31. Januar 2018

Katerbacken


"Katerbacken? Na und?"

Nachdem mich bei meiner Tour durch die Nachbarschaft alle Katzenhalter gefragt haben, ob dieser graue Rambo denn eigentlich kastriert ist, war ich gestern zwecks Überprüfung mit Sherlock bei unserer Tierärztin.
Erster Befund: Auf den ersten Blick beziehungsweise Griff ist tatsächlich nichts mehr da. Allerdings zeigt er auch ihrer Meinung nach eine Menge Anzeichen eines nicht kastrierten Herrn, angefangen mit seinem aggressiven Verhalten draußen und seinem lammfrommen Verhalten drinnen bis zu seinen mächtigen Katerbacken. Da es wohl gelegentlich vorkommt, dass ein Hoden "verrutscht", im Bauchraum liegt und bei der Kastration nicht erwischt wird, haben wir jetzt einen Bluttest machen lassen, um den Hormonspiegel zu überprüfen.

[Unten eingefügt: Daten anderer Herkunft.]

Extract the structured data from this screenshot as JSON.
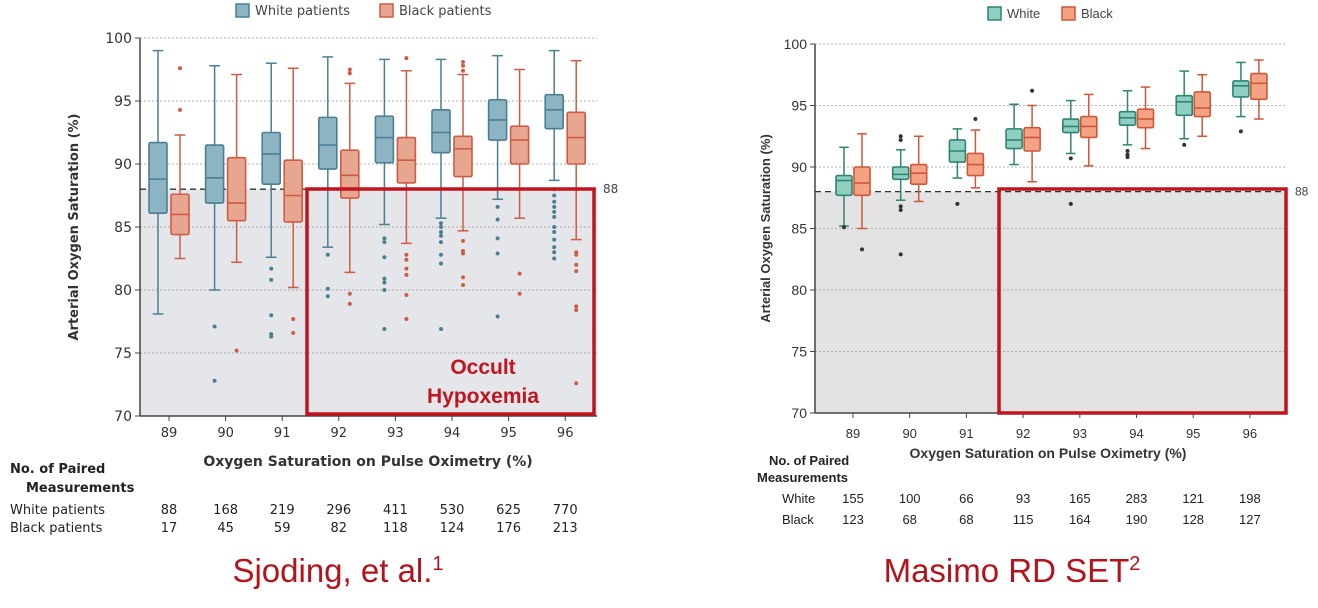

Bis das geklärt ist - und bis der GPS-Tracker da ist, den er sich dann hoffentlich nicht gleich abstreift, bei einem Kampf verliert oder der hier in unserer Funkloch-Provinz keinen Empfang hat -, hat Sherlock erst einmal Hausarrest. Das hat sich für alle Beteiligten als echte Nervenprobe erwiesen. Loki hatte sich gerade dran gewöhnt, dass er alle Aufmerksamkeit (und alles Futter) allein bekommt, und er macht jetzt keinen Hehl daraus, dass er auf den Großen auch gut verzichten könnte. Will heißen, während Sherlock nach der Klinke der Haustür hangelt, beißt ihn der Kleine in den Schwanz. Oder er rennt in Gepardengeschwindigkeit an ihm vorüber, wenn Sherlock sich gerade mal hingelegt hat, und versetzt ihm einen ordentlichen Klaps. Sherlock hat nun zwar alle Kater der Umgebung kräftig verdroschen, aber Loki bekommt trotz dieser unausgesetzten Nerverei allenfalls einen kleinen Backs. Glücklicherweise; wenn Sherlock, der doppelt so viel wiegt wie Mr. Krawallo, ihm ernstlich ans Fell wollte, hätten wir ein echtes Problem.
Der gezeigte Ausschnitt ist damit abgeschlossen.